Winkler Prins

Anthony Winkler Prins (1870)

Gepubliceerd op 06-07-2018

Compositae

betekenis & definitie

Compositae of Zaâmgesteldbloemigen is de naam van de grootste plantenfamilie. De bloeiwijze van deze is een hoofdje, doch de bloemen („bloempjes” genaamd) zijn klein, op een gemeenschappelijken bloembodem ingeplant en met een gemeenschappelijk omwindsel omgeven, zoodat zij te zamen op ééne bloem, of nog meer op een korfje met bloemen gelijken, weshalve de Duitschers haar ook met den naam van Korbblütter bestempelen. De vruchtbodem kan naakt zijn of stoppelig en is in dit laatste geval bezet met vliezige schubjes, die men als steunblaadjes der afzonderlijke bloempjes moet beschouwen. De bloempjes zijn twee- of éénslachtig of onzijdig.

Het vruchtbeginsel is onderstandig en brengt eene kleine, eenzadige dopvrucht voort. De bovenstandige kelkbuis, uit borstels of haren zamengesteld, noemt men zaadpluis. De bloemkroon is steeds buis-, trechter- of klokvormig met een 5-tandigen of 5-spletigen zoom, — ook wel tweelippig of tong-(lint-)vormig. Daarnaar verdeelt men de Compositae in luisbloemigen (Tubuliflorae), lipbloemigen (Labiatifiorae) en lintbloemigen (Liguliflorae). Die verdeeling is echter niet volkomen juist, daar er soorten zijn, die tegelijk buisbloempjes en lintbloempjes dragen. Dikwijls toch vindt men onzijdige of eenslachtige bloempjes met 2-slachtige vereenigd, doch de eerste (meestal lintbloempjes) staan steeds aan den rand, te zamen de straal geheeten, en de laatste (meestal buisbloempjes) in het midden, te zamen de schijf genaamd. Alle 2-slachtige en mannelijke bloemen hebben 5 aan de bloemkroon vastgehechte meeldraden, wier helmknopjes tot een cylinder zijn zamengekleefd.
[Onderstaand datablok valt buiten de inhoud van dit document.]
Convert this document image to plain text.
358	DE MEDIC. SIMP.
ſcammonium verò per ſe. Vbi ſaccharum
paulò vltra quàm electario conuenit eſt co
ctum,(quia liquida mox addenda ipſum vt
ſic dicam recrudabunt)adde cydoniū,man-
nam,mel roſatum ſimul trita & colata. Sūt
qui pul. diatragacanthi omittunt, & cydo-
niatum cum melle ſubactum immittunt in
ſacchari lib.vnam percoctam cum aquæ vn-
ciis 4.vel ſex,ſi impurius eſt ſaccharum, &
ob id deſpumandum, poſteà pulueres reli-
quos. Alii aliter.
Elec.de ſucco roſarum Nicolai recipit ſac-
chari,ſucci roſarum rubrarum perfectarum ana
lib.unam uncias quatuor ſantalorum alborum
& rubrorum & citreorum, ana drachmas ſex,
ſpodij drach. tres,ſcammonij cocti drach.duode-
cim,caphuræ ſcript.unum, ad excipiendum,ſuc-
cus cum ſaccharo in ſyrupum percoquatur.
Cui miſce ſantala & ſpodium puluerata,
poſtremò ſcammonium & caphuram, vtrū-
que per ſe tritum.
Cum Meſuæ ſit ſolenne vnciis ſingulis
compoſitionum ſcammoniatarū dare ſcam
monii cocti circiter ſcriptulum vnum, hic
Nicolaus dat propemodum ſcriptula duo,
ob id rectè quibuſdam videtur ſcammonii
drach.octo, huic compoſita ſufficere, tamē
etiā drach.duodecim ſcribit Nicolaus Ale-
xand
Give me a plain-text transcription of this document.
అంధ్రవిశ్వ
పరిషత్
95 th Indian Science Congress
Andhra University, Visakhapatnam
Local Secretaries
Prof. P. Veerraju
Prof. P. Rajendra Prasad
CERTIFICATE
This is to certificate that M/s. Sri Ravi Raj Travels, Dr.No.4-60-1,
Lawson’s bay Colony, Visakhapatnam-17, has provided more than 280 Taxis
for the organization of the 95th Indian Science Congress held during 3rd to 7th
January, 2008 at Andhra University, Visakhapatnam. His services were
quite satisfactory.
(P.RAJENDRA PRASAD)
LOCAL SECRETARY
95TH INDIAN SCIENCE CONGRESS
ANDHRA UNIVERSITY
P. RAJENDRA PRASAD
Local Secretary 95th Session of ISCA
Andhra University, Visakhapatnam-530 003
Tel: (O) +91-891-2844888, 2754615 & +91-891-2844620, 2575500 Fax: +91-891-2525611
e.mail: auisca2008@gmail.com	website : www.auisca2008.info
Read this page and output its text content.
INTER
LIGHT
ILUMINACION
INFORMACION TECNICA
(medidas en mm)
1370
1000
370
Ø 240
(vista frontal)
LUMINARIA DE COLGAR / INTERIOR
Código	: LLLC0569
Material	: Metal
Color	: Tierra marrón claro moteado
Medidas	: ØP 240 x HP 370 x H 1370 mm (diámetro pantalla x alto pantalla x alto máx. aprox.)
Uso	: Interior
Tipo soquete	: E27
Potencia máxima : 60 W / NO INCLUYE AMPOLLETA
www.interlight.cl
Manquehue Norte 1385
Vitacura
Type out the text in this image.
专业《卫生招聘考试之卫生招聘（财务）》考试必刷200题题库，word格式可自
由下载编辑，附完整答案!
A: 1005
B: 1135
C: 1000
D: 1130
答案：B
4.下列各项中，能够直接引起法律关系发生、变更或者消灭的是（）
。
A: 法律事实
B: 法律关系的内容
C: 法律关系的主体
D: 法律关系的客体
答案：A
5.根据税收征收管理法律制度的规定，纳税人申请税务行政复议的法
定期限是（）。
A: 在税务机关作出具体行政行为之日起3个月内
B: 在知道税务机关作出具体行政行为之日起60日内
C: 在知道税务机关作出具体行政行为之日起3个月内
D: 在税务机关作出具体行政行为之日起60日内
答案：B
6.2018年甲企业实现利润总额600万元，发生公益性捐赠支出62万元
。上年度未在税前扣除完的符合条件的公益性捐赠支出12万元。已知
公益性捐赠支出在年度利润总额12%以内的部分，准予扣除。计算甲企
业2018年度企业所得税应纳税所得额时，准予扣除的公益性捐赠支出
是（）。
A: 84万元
Op het vruchtbeginsel der 2-slachtige en vrouwelijke bloemen verheit zich een lange, draadvormige stamper, die bij eerstgenoemde door dien cylinder gaat en veelal met een dubbelen stempel is gekroond.

Intusschen zijn die beide stempels ook wei tot een rolrond ligchaam zamengegroeid, zooals bij vele distels. De Zaâmgesteldbloemigen behooren meestal tot de kruiden, doch men vindt onder die gewassen ook heesters, en in de keerkringslanden zelfs boomen. Zij zijn over de geheele aarde verspreid, en het aantal bekende soorten bedraagt reeds ongeveer 10000. Daaronder heeft men weinig bruikbare, maar ook weinig vergiftige planten. Tot de eersten behooren eenige voedselgewassen, zooals de salade, de artisjok, de cichorei enz., — eenige voor de nijverheid belangrijke, zooals de zonnebloem, uit wier zaad olie verkregen wordt,— eenige geneeskrachtige planten, zooals de kamille, de bijvoet, de arnica enz. Daarentegen omvat deze familie eene menigte sierplanten, waaronder asters en dahlia's den hoogsten rang bekleeden.